The first workshop will be held via Zoom from noon to 2 p.m. on April 28, followed by another workshop from 5:30 to 7:30 p.m. on April 29, according to city spokesman Mark van de Kamp. English and Spanish interpretation will be available.
Mobile car washing and detailing is now banned on public streets under a sweeping ordinance passed by the City Council on April 6, which also requires owners to obtain additional permits and equipment to collect wastewater for disposal at the city's treatment facility rather than on streets.
Following its passing, preceded by several protests by local washers and detailers, officials said enforcement and fees outlined in the ordinance will not go into effect until at least late summer, and that further outreach would take place in the meantime.
"Our goal is to gain compliance," City Attorney Thomas Watson said. "We'll see how it goes, and if we need to have more [workshops], we'll have more."

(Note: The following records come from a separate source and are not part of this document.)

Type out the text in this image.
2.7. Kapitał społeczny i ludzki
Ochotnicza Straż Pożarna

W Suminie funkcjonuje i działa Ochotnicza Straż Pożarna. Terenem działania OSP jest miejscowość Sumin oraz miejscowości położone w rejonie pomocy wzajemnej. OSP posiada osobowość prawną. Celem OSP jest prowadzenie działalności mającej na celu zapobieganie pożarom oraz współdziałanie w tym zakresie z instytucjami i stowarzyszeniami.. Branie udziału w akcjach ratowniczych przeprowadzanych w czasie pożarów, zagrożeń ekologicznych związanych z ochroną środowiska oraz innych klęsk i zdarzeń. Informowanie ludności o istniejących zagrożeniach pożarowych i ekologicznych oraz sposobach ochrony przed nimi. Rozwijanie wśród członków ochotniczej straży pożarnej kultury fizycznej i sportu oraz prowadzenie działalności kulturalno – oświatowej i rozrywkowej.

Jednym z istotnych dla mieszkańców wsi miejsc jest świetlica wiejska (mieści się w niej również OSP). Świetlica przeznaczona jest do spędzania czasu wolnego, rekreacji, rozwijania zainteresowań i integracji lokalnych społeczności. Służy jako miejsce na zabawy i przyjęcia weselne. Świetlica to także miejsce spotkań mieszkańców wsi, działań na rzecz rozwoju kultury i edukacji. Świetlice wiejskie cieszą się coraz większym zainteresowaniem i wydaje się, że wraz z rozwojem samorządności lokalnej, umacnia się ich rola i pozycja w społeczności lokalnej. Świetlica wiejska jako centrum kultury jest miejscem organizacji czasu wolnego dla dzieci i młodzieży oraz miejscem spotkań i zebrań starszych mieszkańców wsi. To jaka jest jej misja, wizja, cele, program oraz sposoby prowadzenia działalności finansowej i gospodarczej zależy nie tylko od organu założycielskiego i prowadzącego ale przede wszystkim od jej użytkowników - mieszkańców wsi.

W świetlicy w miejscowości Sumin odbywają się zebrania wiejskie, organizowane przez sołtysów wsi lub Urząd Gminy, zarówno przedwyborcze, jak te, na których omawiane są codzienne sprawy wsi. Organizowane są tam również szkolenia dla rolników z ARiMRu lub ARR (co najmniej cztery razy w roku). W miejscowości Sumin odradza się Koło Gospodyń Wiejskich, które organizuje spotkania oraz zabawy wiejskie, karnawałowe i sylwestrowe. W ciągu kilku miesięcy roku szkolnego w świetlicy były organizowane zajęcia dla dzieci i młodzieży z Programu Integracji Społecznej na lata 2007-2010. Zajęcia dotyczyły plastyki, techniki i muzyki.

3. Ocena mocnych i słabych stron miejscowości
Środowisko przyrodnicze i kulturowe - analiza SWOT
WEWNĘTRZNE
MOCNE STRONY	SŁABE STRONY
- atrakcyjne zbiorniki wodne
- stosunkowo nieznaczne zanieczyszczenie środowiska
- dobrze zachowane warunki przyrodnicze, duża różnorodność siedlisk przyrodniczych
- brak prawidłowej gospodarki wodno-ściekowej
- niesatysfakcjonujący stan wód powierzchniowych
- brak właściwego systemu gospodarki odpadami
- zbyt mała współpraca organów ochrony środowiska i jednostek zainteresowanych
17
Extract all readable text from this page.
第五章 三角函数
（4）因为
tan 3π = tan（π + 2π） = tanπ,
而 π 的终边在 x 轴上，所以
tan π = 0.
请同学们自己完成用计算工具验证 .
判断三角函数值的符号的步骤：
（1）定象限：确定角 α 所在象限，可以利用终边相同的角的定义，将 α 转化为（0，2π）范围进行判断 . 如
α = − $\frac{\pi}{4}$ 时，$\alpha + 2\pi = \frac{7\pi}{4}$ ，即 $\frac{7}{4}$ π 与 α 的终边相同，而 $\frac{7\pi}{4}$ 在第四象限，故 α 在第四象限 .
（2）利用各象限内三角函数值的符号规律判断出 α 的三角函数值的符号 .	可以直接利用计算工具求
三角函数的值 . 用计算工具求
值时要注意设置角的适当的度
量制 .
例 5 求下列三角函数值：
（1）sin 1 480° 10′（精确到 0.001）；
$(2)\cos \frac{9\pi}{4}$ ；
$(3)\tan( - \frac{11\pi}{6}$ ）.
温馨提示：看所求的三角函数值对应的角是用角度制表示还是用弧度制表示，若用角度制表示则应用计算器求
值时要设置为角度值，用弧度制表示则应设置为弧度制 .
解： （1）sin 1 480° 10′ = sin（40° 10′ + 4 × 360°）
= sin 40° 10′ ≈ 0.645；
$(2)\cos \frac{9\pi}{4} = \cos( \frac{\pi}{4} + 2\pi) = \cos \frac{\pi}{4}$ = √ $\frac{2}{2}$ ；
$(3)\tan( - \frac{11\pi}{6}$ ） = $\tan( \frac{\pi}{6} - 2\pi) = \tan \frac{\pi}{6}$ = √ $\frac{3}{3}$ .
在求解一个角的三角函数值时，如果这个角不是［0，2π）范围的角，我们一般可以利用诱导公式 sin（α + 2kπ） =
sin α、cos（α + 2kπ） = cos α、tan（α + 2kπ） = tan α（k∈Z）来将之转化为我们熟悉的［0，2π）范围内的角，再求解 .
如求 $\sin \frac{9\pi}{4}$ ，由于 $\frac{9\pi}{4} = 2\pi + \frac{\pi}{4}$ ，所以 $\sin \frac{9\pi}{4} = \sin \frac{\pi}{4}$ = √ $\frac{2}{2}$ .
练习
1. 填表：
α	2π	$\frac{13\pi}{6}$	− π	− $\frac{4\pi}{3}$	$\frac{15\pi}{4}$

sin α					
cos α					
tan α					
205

He added that officers will also be conducting "walk-and-talks" over the coming months to provide detailers and washers with fliers about the ordinance in both English and Spanish.
The ordinance sparked widespread criticism from the local mobile wash and detail sector, with many owners saying they did not have the opportunity to give input about the regulations they believe will put them out of business.
According to code compliance officers, several months of outreach to the sector were completed prior to the City Council vote. While officials counted around 80 mobile wash businesses with licenses in Santa Maria, local business owners said the true number of licensed and unlicensed washes, including those that operate part and full time, is closer to 180.
Longtime Santa Maria mobile car washer and detailer Chris Barajas said the ordinance caught many off guard as only half of the sector received outreach and didn't have a chance to provide input.
"There was not the proper type of outreach done," Barajas said. "What we wanted was for them was to delay the vote, and adjust the ordinance with our input."